Puisque le public crée la réussite d'une affaire, de ce fait même l'affaire contracte une dette envers lui. Or ceux qui travaillent pour cette affaire font partie du public, voilà qui fixe un des points fondamentaux de la politique corporative. A qui doit profiter le bénéfice du perfectionnement apporté à l'affaire? Supposons que, par son ingéniosité et sa compétence, une industrie arrive à réduire ses dépenses. Elle doit donner à ses clients le bénéfice de ce progrès. Si la fabrication d'un article coûte un dollar de moins que précédemment, ce dollar doit être retranché du prix que l'on demande au consommateur. Procédé qui permet au nombre des acheteurs de s'accroître. Plus d'acheteurs font une affaire plus considérable. Mais, à mesure que l'affaire s'accroît, ses dépenses diminuent ce qui lui permet, en retour, de s'accroître encore.
Il est également évident que, malgré l'efficacité de cette économie dans la production, l'affaire n'aurait pu grandir si le bénéfice de cette économie n'avait pas été partagé par le public. Supposons que le dollar économisé ait été ajouté aux bénéfices sans que rien fût changé dans le prix offert au consommateur: il n'y aurait eu aucun changement dans l'importance de l'affaire. Supposons que le dollar économisé ait été ajouté aux salaires, il n'y aurait point eu de changement dans l'importance de l'affaire. Mais du partage des bénéfices avec le public nait un grand et immédiat bénéfice public qui réagit aussitôt sur l'affaire et la stimule: les prix alors diminuent encore; l'entreprise s'accroft, emploie des milliers d'hommes là où autrefois il n'y en avait que quelques douzaines; les salaires montent, les bénéfices augmentent. Et le cercle recommence.

Le point important

Le point important, c'est que ce résultat n'ait pas été obtenu en faisant ce que l'on demande parfois maintenant, c'est-à-dire en ajoutant tous les bénéfices aux salaires. Il est d'un bénéfice plus sûr pour le salarié qui a une famille de cinq personnes, de diminuer le prix des objets nécessaires aux membres de cette famille que d'augmenter sa paie sans réduire ses dépenses. Le salaire ne peut s'accroître que lorsque l'affaire s'accroît et il n'est d'accroissement possible en affaires que si l'on abaisse les prix de vente demandés au public.
L'affaire ou plutôt le manufacturier doit décider s'il veut voir limiter les moyens de servir ses clients par des forces en dehors son contrôle, ou si, autant que ses ressources le lui permettent, il s'occupera lui-même de ses fournitures. S'il décide, comme nous l'avons décidé, que soit quantité soit qualité, tout ce qui sert à la fabrication doit être placé sous sa direction, il en sera peu à peu amené, du moins à un degré protectif, à manufacturer lui-même ses matières premières. Sans compter de nombreuses ramifications que nous décrirons plus loin. Et c'est au monent où il prend la charge des matières premières que son sens du service dû au public se trouve mis à l’épreuve. Pour chacune de ces matières premières, il y avait un bénéfice. Le bénéfice du charbon, le bénéfice de la chaux, celui du minerai et des hauts fourneaux, celui des déchets, le bénéfice des transports et ainsi de suite. L’industriel doit-il amasser chacun de ces bénéfices et les ajouter à celui qu'il reçoit pour transformer des matières premières en produits manufacturés ? Non pas, s'il est un véritable homme d'affaires, opérant d'après les vrais principes et ne prélevant qu'un légitime profit de remplacement, avec un excédent pour l'expansion de l'affaire. II abolit ainsi tous les profits subsidiaires et en laisse le bénéfice à ses clients. Le profit que le public lui donnait autrefois, pour lui permettre d'accroître son industrie, revient maintenant au public, sous forme de fournitures stabilisées, de prix de fabrication stabilisés et de prix de vente réduits.

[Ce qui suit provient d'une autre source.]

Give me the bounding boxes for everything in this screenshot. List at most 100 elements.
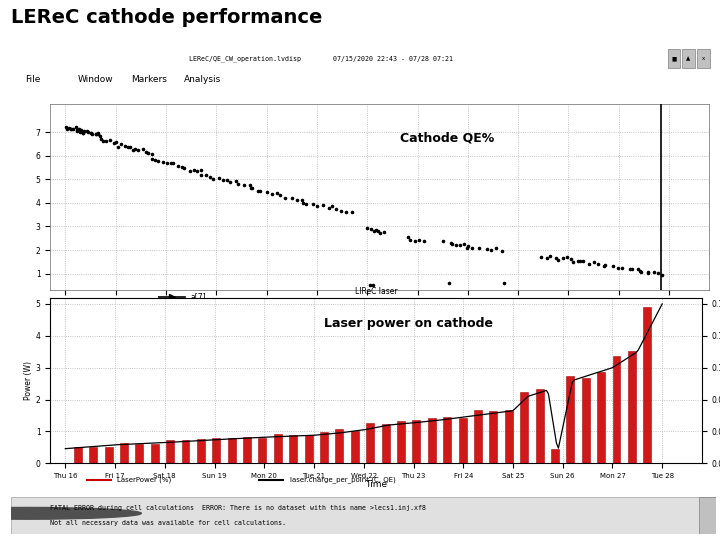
Point xyxy=(71,126,83,135)
Point xyxy=(104,136,116,145)
Text: LIReC laser: LIReC laser xyxy=(355,287,397,296)
Point xyxy=(266,190,278,198)
Point xyxy=(626,265,638,274)
Point xyxy=(73,125,85,133)
X-axis label: Time: Time xyxy=(365,481,387,489)
Bar xyxy=(536,389,544,463)
Point xyxy=(367,281,379,289)
Point xyxy=(188,166,199,174)
Point xyxy=(140,148,152,157)
Point xyxy=(124,143,135,152)
Point xyxy=(473,244,485,252)
Point xyxy=(361,224,373,232)
Text: FATAL ERROR during cell calculations  ERROR: There is no dataset with this name : FATAL ERROR during cell calculations ERR… xyxy=(50,505,426,511)
Point xyxy=(567,257,579,266)
Point xyxy=(71,125,82,134)
Point xyxy=(336,207,347,215)
Bar xyxy=(274,435,282,463)
Point xyxy=(405,236,416,245)
Point xyxy=(652,269,664,278)
Point xyxy=(462,244,473,253)
Point xyxy=(254,186,266,195)
Point xyxy=(153,156,164,165)
Point xyxy=(490,244,502,253)
Point xyxy=(138,145,149,154)
Point xyxy=(81,127,93,136)
Text: LaserPower (%): LaserPower (%) xyxy=(117,476,171,483)
Bar xyxy=(597,373,605,463)
Point xyxy=(122,143,134,151)
Point xyxy=(370,226,382,235)
Point xyxy=(67,125,78,134)
Point xyxy=(92,130,104,138)
Bar xyxy=(682,49,695,69)
Point xyxy=(111,138,122,146)
Point xyxy=(184,166,196,175)
Bar xyxy=(628,350,636,463)
Point xyxy=(91,130,102,138)
Point xyxy=(213,174,225,183)
Point xyxy=(557,254,569,262)
Bar xyxy=(228,438,235,463)
Point xyxy=(246,184,258,193)
Point xyxy=(82,127,94,136)
Point xyxy=(70,123,81,132)
Point xyxy=(613,264,624,272)
Point xyxy=(656,271,667,279)
Point xyxy=(261,188,273,197)
Bar xyxy=(397,421,405,463)
Point xyxy=(232,180,243,188)
Point xyxy=(66,125,77,133)
Point xyxy=(438,237,449,245)
Point xyxy=(574,257,585,266)
Point xyxy=(108,138,120,147)
Point xyxy=(372,226,384,235)
Point xyxy=(179,164,190,172)
Text: Markers: Markers xyxy=(131,75,166,84)
Point xyxy=(497,246,508,255)
Point xyxy=(275,191,287,200)
Point xyxy=(192,167,203,176)
Bar xyxy=(474,409,482,463)
Point xyxy=(130,145,141,154)
Text: Analysis: Analysis xyxy=(184,75,221,84)
Point xyxy=(146,155,158,164)
Point xyxy=(142,149,153,158)
Point xyxy=(572,256,584,265)
Text: x: x xyxy=(702,56,706,62)
Point xyxy=(86,130,98,139)
Point xyxy=(588,258,600,267)
Point xyxy=(300,199,312,208)
Point xyxy=(60,123,72,132)
Bar xyxy=(320,432,328,463)
Point xyxy=(168,159,179,167)
Point xyxy=(161,158,172,167)
Point xyxy=(61,125,73,133)
Point xyxy=(592,260,603,268)
Point xyxy=(341,208,352,217)
Point xyxy=(252,186,264,195)
Point xyxy=(158,158,169,166)
Point xyxy=(445,239,456,248)
Point xyxy=(100,136,112,145)
Text: Laser power on cathode: Laser power on cathode xyxy=(324,318,493,330)
Point xyxy=(643,268,654,276)
Point xyxy=(365,225,377,233)
Point xyxy=(368,227,379,235)
Point xyxy=(463,241,474,250)
Point xyxy=(74,127,86,136)
Point xyxy=(346,207,358,216)
Point xyxy=(292,196,303,205)
Point xyxy=(119,141,130,150)
Point xyxy=(115,140,127,149)
Point xyxy=(648,268,660,276)
Point xyxy=(195,171,207,179)
Text: ■: ■ xyxy=(672,56,677,62)
Bar xyxy=(643,307,652,463)
Point xyxy=(625,265,636,273)
Point xyxy=(238,180,250,189)
Point xyxy=(85,129,96,137)
Point xyxy=(94,132,106,140)
Point xyxy=(541,253,553,262)
Bar xyxy=(336,429,343,463)
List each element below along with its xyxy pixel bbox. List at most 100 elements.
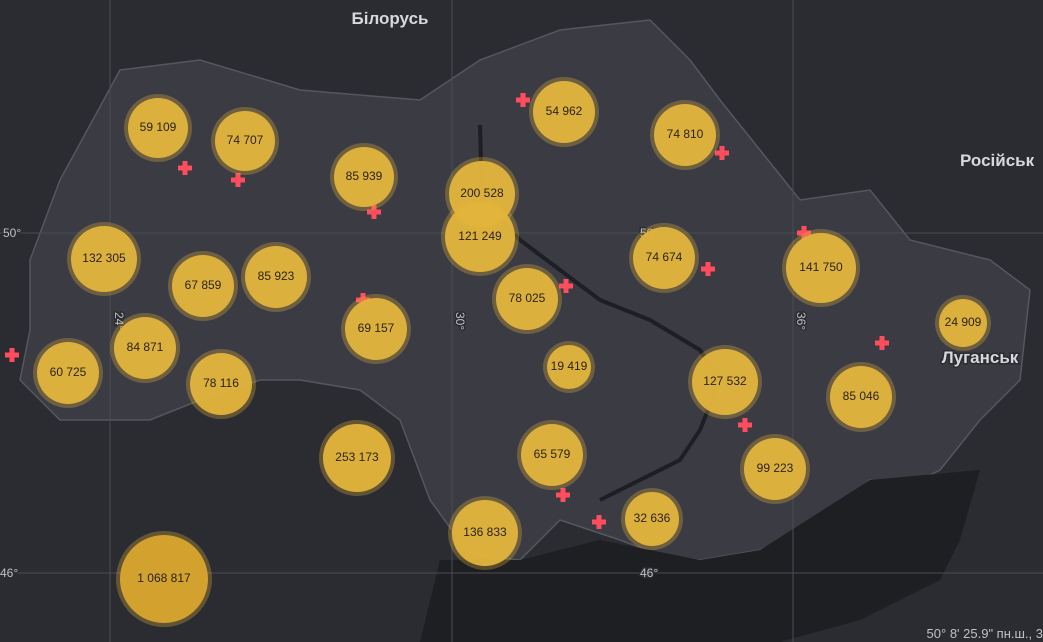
cluster-count: 84 871 bbox=[127, 340, 164, 354]
cluster-marker bbox=[744, 438, 806, 500]
cluster-marker bbox=[654, 104, 716, 166]
cluster-count: 24 909 bbox=[945, 315, 982, 329]
cluster-marker bbox=[37, 342, 99, 404]
cluster[interactable]: 24 909 bbox=[935, 295, 991, 351]
cluster-count: 74 810 bbox=[667, 127, 704, 141]
hospital-icon[interactable] bbox=[797, 226, 811, 240]
cluster[interactable]: 54 962 bbox=[529, 77, 599, 147]
cluster-count: 65 579 bbox=[534, 447, 571, 461]
cluster-count: 78 116 bbox=[203, 376, 239, 390]
cluster-marker bbox=[190, 353, 252, 415]
cluster[interactable]: 67 859 bbox=[168, 251, 238, 321]
hospital-icon[interactable] bbox=[516, 93, 530, 107]
cluster-count: 85 939 bbox=[346, 169, 383, 183]
cluster-marker bbox=[547, 345, 591, 389]
cluster-marker bbox=[128, 98, 188, 158]
cluster-count: 253 173 bbox=[335, 450, 379, 464]
cluster-count: 132 305 bbox=[82, 251, 126, 265]
cluster-marker bbox=[114, 317, 176, 379]
cluster[interactable]: 69 157 bbox=[341, 294, 411, 364]
cluster-marker bbox=[120, 535, 208, 623]
cluster-marker bbox=[786, 233, 856, 303]
cluster[interactable]: 136 833 bbox=[448, 496, 522, 570]
cluster-count: 59 109 bbox=[140, 120, 177, 134]
cluster[interactable]: 32 636 bbox=[621, 488, 683, 550]
cluster[interactable]: 253 173 bbox=[319, 420, 395, 496]
cluster-marker bbox=[633, 227, 695, 289]
cluster-marker bbox=[939, 299, 987, 347]
cluster[interactable]: 74 707 bbox=[211, 107, 279, 175]
cluster-marker bbox=[533, 81, 595, 143]
cluster[interactable]: 85 939 bbox=[330, 143, 398, 211]
cluster-marker bbox=[323, 424, 391, 492]
cluster-count: 69 157 bbox=[358, 321, 395, 335]
cluster[interactable]: 74 674 bbox=[629, 223, 699, 293]
cluster[interactable]: 59 109 bbox=[124, 94, 192, 162]
hospital-icon[interactable] bbox=[5, 348, 19, 362]
hospital-icon[interactable] bbox=[701, 262, 715, 276]
graticule-label: 46° bbox=[0, 566, 18, 580]
cluster-count: 136 833 bbox=[463, 525, 507, 539]
hospital-icon[interactable] bbox=[356, 293, 370, 307]
hospital-icon[interactable] bbox=[178, 161, 192, 175]
cluster-marker bbox=[445, 202, 515, 272]
cluster[interactable]: 141 750 bbox=[782, 229, 860, 307]
cluster-count: 99 223 bbox=[757, 461, 794, 475]
cluster[interactable]: 99 223 bbox=[740, 434, 810, 504]
cluster[interactable]: 127 532 bbox=[688, 345, 762, 419]
hospital-icon[interactable] bbox=[367, 205, 381, 219]
cluster[interactable]: 132 305 bbox=[67, 222, 141, 296]
cluster-marker bbox=[71, 226, 137, 292]
hospital-icon[interactable] bbox=[715, 146, 729, 160]
cluster[interactable]: 78 025 bbox=[492, 264, 562, 334]
cluster[interactable]: 19 419 bbox=[543, 341, 595, 393]
cluster-count: 74 707 bbox=[227, 133, 264, 147]
cluster-marker bbox=[830, 366, 892, 428]
cluster-count: 19 419 bbox=[551, 359, 588, 373]
cluster-count: 78 025 bbox=[509, 291, 546, 305]
cluster[interactable]: 78 116 bbox=[186, 349, 256, 419]
cluster-count: 200 528 bbox=[460, 186, 504, 200]
cluster-marker bbox=[245, 246, 307, 308]
hospital-icon[interactable] bbox=[738, 418, 752, 432]
hospital-icon[interactable] bbox=[592, 515, 606, 529]
cluster-marker bbox=[692, 349, 758, 415]
cluster[interactable]: 74 810 bbox=[650, 100, 720, 170]
cluster[interactable]: 65 579 bbox=[517, 420, 587, 490]
cluster-count: 85 923 bbox=[258, 269, 295, 283]
cluster-count: 141 750 bbox=[799, 260, 843, 274]
cluster-count: 1 068 817 bbox=[137, 571, 191, 585]
graticule-label: 50° bbox=[3, 226, 21, 240]
cluster-count: 74 674 bbox=[646, 250, 683, 264]
cluster-count: 32 636 bbox=[634, 511, 671, 525]
cluster[interactable]: 85 046 bbox=[826, 362, 896, 432]
country-label: Білорусь bbox=[352, 9, 429, 28]
graticule-label: 30° bbox=[453, 312, 467, 330]
cluster-count: 85 046 bbox=[843, 389, 880, 403]
cluster-marker bbox=[345, 298, 407, 360]
cluster[interactable]: 84 871 bbox=[110, 313, 180, 383]
cluster-marker bbox=[496, 268, 558, 330]
cluster-marker bbox=[625, 492, 679, 546]
graticule-label: 46° bbox=[640, 566, 658, 580]
cluster[interactable]: 60 725 bbox=[33, 338, 103, 408]
cluster-marker bbox=[334, 147, 394, 207]
cluster-count: 121 249 bbox=[458, 229, 502, 243]
cluster-marker bbox=[215, 111, 275, 171]
country-label: Російськ bbox=[960, 151, 1035, 170]
graticule-label: 36° bbox=[794, 312, 808, 330]
hospital-icon[interactable] bbox=[875, 336, 889, 350]
cluster[interactable]: 85 923 bbox=[241, 242, 311, 312]
cluster-marker bbox=[452, 500, 518, 566]
hospital-icon[interactable] bbox=[231, 173, 245, 187]
cluster-count: 60 725 bbox=[50, 365, 87, 379]
cluster-count: 67 859 bbox=[185, 278, 222, 292]
cluster[interactable]: 1 068 817 bbox=[116, 531, 212, 627]
cluster-count: 54 962 bbox=[546, 104, 583, 118]
cluster[interactable]: 121 249 bbox=[441, 198, 519, 276]
cluster-marker bbox=[521, 424, 583, 486]
hospital-icon[interactable] bbox=[556, 488, 570, 502]
hospital-icon[interactable] bbox=[559, 279, 573, 293]
cluster-count: 127 532 bbox=[703, 374, 747, 388]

Une affaire de ce genre est-elle menace ou un bienfait pour le public? Elle est certainement un bienfait pour lui, sans quoi elle ne grandirait pas. Si elle a grandi, c'est parce qu'elle rendait service au public, et son aptitude à servir ne peut être limitée que par la façon dont l'affaire est administrée ou par la question des transports. Pour nous, nous ne nous sommes trouvés en face d'aucune difficulté d'administration, parce qu'il n'y a rien de rigide dans notre administration. Nous venons de nous agrandir, et chaque fois qu'une unité était ajoutée à nos affaires, quelqu'un sortait du rang pour en assurer la direction.